Cosa rischi se non sei in regola? 

In Italia chiunque detenga criptovalute (anche solo €1) ha l’obbligo di dichiararle nel quadro RW. Non esistono soglie minime di esenzione per il monitoraggio. Inoltre, sulle cripto-attività si applica l’imposta sul valore (IC) pari al 2×1.000 (0,2%) annuo sul valore del portafogli al 31 Dicembre.

Chi omette di dichiarare le proprie cripto rischia sanzioni pesantissime su più fronti:

  • Sanzioni Quadro RW (omessa dichiarazione): dal 3% al 15% del valore delle cripto-attività non dichiarate per ciascun anno di omissione;
  • Sanzione per dichiarazione infedele (omessa imposta sulle plusvalenze): per le violazioni commesse sino all’anno d’imposta 2023 sanzioni dal 90% fino al 180% dell’imposta dovuta. Per le violazioni commesse a partire dal 1° Settembre 2024 sanzione fissa ridotta al 70%;
  • Sanzione per omessa imposta sul valore (2×1.000): allineata alle sanzioni previste per l’imposta sulle plusvalenze.

 

Come prepararsi nel 2026

Per evitare di trovarsi i conti bloccati o ricevere cartelle esattoriali inesatte, gli investitori devono agire tempestivamente.

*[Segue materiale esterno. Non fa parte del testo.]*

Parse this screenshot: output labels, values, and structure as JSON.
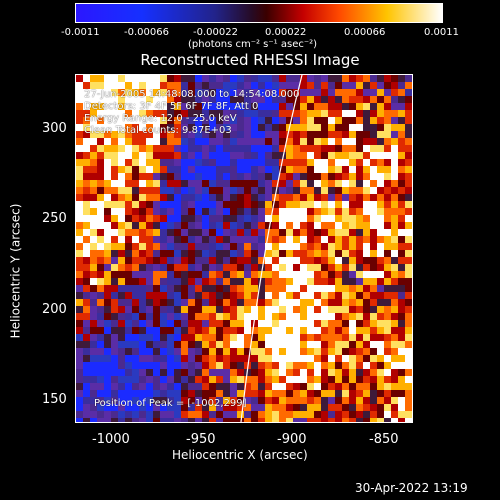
{
  "colorbar": {
    "ticks": [
      "-0.0011",
      "-0.00066",
      "-0.00022",
      "0.00022",
      "0.00066",
      "0.0011"
    ],
    "unit_label": "(photons cm⁻² s⁻¹ asec⁻²)"
  },
  "title": "Reconstructed RHESSI Image",
  "annotations": {
    "time_range": "27-Jun-2005 14:48:08.000 to 14:54:08.000",
    "detectors": "Detectors: 3F 4F 5F 6F 7F 8F, Att 0",
    "energy_range": "Energy Range: 12.0 - 25.0 keV",
    "counts": "Clean    Total counts: 9.87E+03",
    "peak": "Position of Peak = [-1002,299]"
  },
  "axes": {
    "xlabel": "Heliocentric X (arcsec)",
    "ylabel": "Heliocentric Y (arcsec)",
    "xticks": [
      "-1000",
      "-950",
      "-900",
      "-850"
    ],
    "yticks": [
      "300",
      "250",
      "200",
      "150"
    ]
  },
  "timestamp": "30-Apr-2022 13:19",
  "colors": {
    "background": "#000000",
    "limb_line": "#ffffff",
    "text": "#ffffff"
  }
}
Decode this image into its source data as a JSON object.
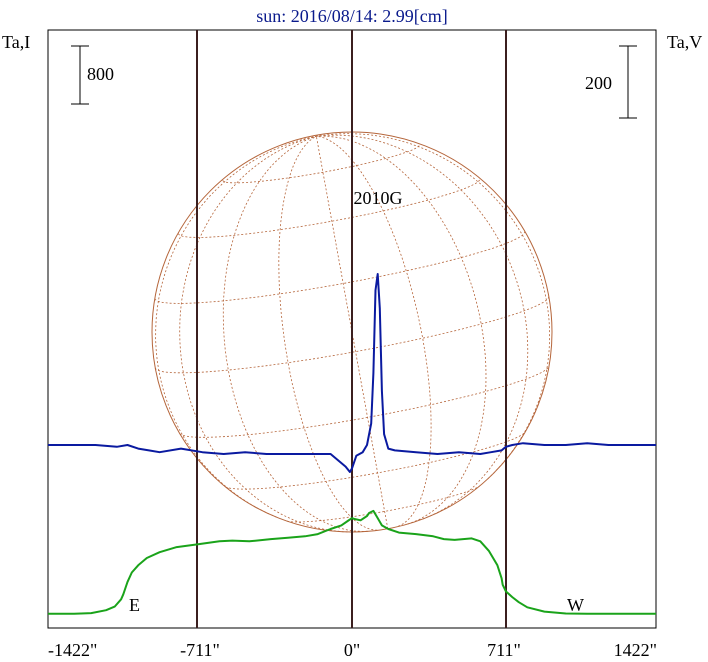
{
  "chart_data": {
    "type": "line",
    "title": "sun: 2016/08/14: 2.99[cm]",
    "left_axis_label": "Ta,I",
    "right_axis_label": "Ta,V",
    "left_scale_bar": "800",
    "right_scale_bar": "200",
    "x_ticks": [
      {
        "label": "-1422\"",
        "value": -1422
      },
      {
        "label": "-711\"",
        "value": -711
      },
      {
        "label": "0\"",
        "value": 0
      },
      {
        "label": "711\"",
        "value": 711
      },
      {
        "label": "1422\"",
        "value": 1422
      }
    ],
    "xlim": [
      -1422,
      1422
    ],
    "limb_lines": [
      -711,
      0,
      711
    ],
    "limb_labels": {
      "east": "E",
      "west": "W"
    },
    "source_label": "2010G",
    "colors": {
      "stokes_i": "#1aa31a",
      "stokes_v": "#0a1aa0",
      "disk": "#b5653a",
      "limb_line": "#3b1f1f",
      "title": "#0a1a8c"
    },
    "series": [
      {
        "name": "I",
        "x": [
          -1422,
          -1300,
          -1220,
          -1150,
          -1110,
          -1080,
          -1070,
          -1050,
          -1030,
          -1000,
          -960,
          -900,
          -820,
          -720,
          -620,
          -560,
          -480,
          -380,
          -300,
          -220,
          -160,
          -100,
          -50,
          -20,
          0,
          10,
          40,
          70,
          80,
          100,
          120,
          140,
          170,
          220,
          300,
          380,
          430,
          480,
          560,
          600,
          640,
          680,
          700,
          705,
          710,
          720,
          750,
          780,
          820,
          900,
          1000,
          1100,
          1200,
          1300,
          1422
        ],
        "y": [
          30,
          30,
          40,
          80,
          130,
          230,
          300,
          470,
          600,
          700,
          800,
          880,
          950,
          990,
          1030,
          1040,
          1030,
          1060,
          1080,
          1100,
          1130,
          1200,
          1250,
          1310,
          1350,
          1340,
          1320,
          1380,
          1420,
          1450,
          1350,
          1250,
          1200,
          1150,
          1130,
          1100,
          1060,
          1050,
          1070,
          1030,
          900,
          700,
          520,
          430,
          400,
          340,
          260,
          190,
          120,
          60,
          35,
          30,
          30,
          30,
          30
        ]
      },
      {
        "name": "V",
        "x": [
          -1422,
          -1200,
          -1100,
          -1050,
          -1000,
          -950,
          -900,
          -800,
          -700,
          -600,
          -500,
          -400,
          -300,
          -200,
          -100,
          -30,
          -10,
          0,
          20,
          50,
          70,
          90,
          100,
          110,
          120,
          130,
          140,
          150,
          170,
          200,
          300,
          400,
          500,
          600,
          650,
          700,
          720,
          750,
          800,
          900,
          1000,
          1100,
          1200,
          1300,
          1422
        ],
        "y": [
          0,
          0,
          -5,
          0,
          -10,
          -15,
          -20,
          -10,
          -20,
          -25,
          -20,
          -25,
          -25,
          -25,
          -25,
          -60,
          -75,
          -65,
          -30,
          -20,
          0,
          60,
          200,
          430,
          475,
          380,
          150,
          30,
          -10,
          -15,
          -20,
          -25,
          -20,
          -25,
          -20,
          -15,
          -5,
          0,
          5,
          0,
          0,
          5,
          0,
          0,
          0
        ]
      }
    ]
  }
}
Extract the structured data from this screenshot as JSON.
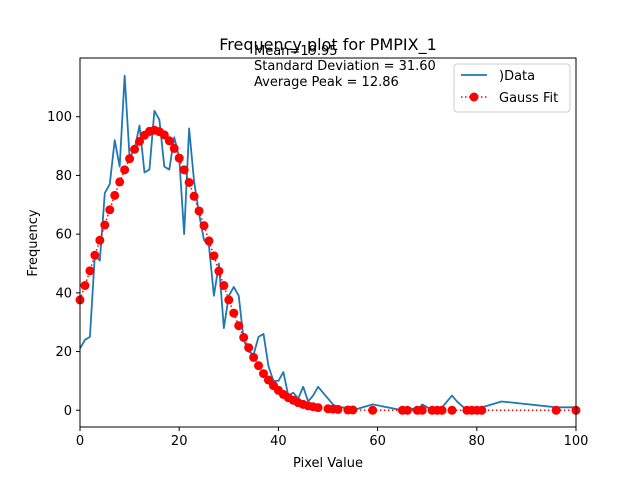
{
  "chart_data": {
    "type": "line",
    "title": "Frequency plot for PMPIX_1",
    "xlabel": "Pixel Value",
    "ylabel": "Frequency",
    "xlim": [
      0,
      100
    ],
    "ylim": [
      -5.7,
      120
    ],
    "xticks": [
      0,
      20,
      40,
      60,
      80,
      100
    ],
    "yticks": [
      0,
      20,
      40,
      60,
      80,
      100
    ],
    "grid": false,
    "legend_position": "top-right",
    "annotations": [
      "Mean=19.95",
      "Standard Deviation = 31.60",
      "Average Peak = 12.86"
    ],
    "series": [
      {
        "name": ")Data",
        "style": "solid-line",
        "color": "#1f77b4",
        "x": [
          0,
          1,
          2,
          3,
          4,
          5,
          6,
          7,
          8,
          9,
          10,
          11,
          12,
          13,
          14,
          15,
          16,
          17,
          18,
          19,
          20,
          21,
          22,
          23,
          24,
          25,
          26,
          27,
          28,
          29,
          30,
          31,
          32,
          33,
          34,
          35,
          36,
          37,
          38,
          39,
          40,
          41,
          42,
          43,
          44,
          45,
          46,
          47,
          48,
          49,
          50,
          51,
          52,
          53,
          54,
          55,
          59,
          65,
          66,
          68,
          69,
          70,
          71,
          72,
          73,
          75,
          76,
          78,
          79,
          80,
          81,
          85,
          96,
          100
        ],
        "y": [
          21,
          24,
          25,
          53,
          51,
          74,
          77,
          92,
          83,
          114,
          86,
          89,
          97,
          81,
          82,
          102,
          99,
          83,
          82,
          93,
          86,
          60,
          96,
          78,
          67,
          58,
          56,
          39,
          50,
          28,
          39,
          42,
          39,
          24,
          20,
          19,
          25,
          26,
          15,
          10,
          10,
          13,
          5,
          6,
          4,
          8,
          3,
          5,
          8,
          6,
          4,
          2,
          1,
          1,
          0,
          0,
          2,
          0,
          1,
          0,
          2,
          1,
          0,
          0,
          1,
          5,
          3,
          0,
          0,
          0,
          1,
          3,
          1,
          1
        ]
      },
      {
        "name": "Gauss Fit",
        "style": "dotted-circle",
        "color": "#ff0000",
        "x": [
          0,
          1,
          2,
          3,
          4,
          5,
          6,
          7,
          8,
          9,
          10,
          11,
          12,
          13,
          14,
          15,
          16,
          17,
          18,
          19,
          20,
          21,
          22,
          23,
          24,
          25,
          26,
          27,
          28,
          29,
          30,
          31,
          32,
          33,
          34,
          35,
          36,
          37,
          38,
          39,
          40,
          41,
          42,
          43,
          44,
          45,
          46,
          47,
          48,
          50,
          51,
          52,
          54,
          55,
          59,
          65,
          66,
          68,
          69,
          71,
          72,
          73,
          75,
          78,
          79,
          80,
          81,
          96,
          100
        ],
        "y": [
          37.6,
          42.5,
          47.5,
          52.8,
          57.9,
          63.1,
          68.3,
          73.2,
          77.8,
          81.9,
          85.7,
          88.9,
          91.6,
          93.7,
          95.0,
          95.4,
          94.9,
          93.8,
          91.8,
          89.2,
          85.9,
          81.9,
          77.6,
          72.9,
          67.9,
          62.9,
          57.7,
          52.6,
          47.4,
          42.5,
          37.6,
          33.1,
          28.8,
          24.8,
          21.3,
          18.0,
          15.2,
          12.5,
          10.3,
          8.4,
          6.8,
          5.4,
          4.3,
          3.4,
          2.6,
          2.0,
          1.5,
          1.2,
          0.9,
          0.5,
          0.4,
          0.3,
          0.1,
          0.1,
          0,
          0,
          0,
          0,
          0,
          0,
          0,
          0,
          0,
          0,
          0,
          0,
          0,
          0,
          0
        ]
      }
    ]
  }
}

  • Recuperare tutti i report ufficiali in PDF degli storici transazionali dagli exchange utilizzati;

  • Effettuare un check-up fiscale per verificare la correttezza dei quadri RW presentati negli anni precedenti;

  • Valutare la regolarizzazione spontanea (ravvedimento operoso) per le annualità passate non dichiarate prima che lo scambio di dati diventi effettivo e rilevi le anomalie in automatico.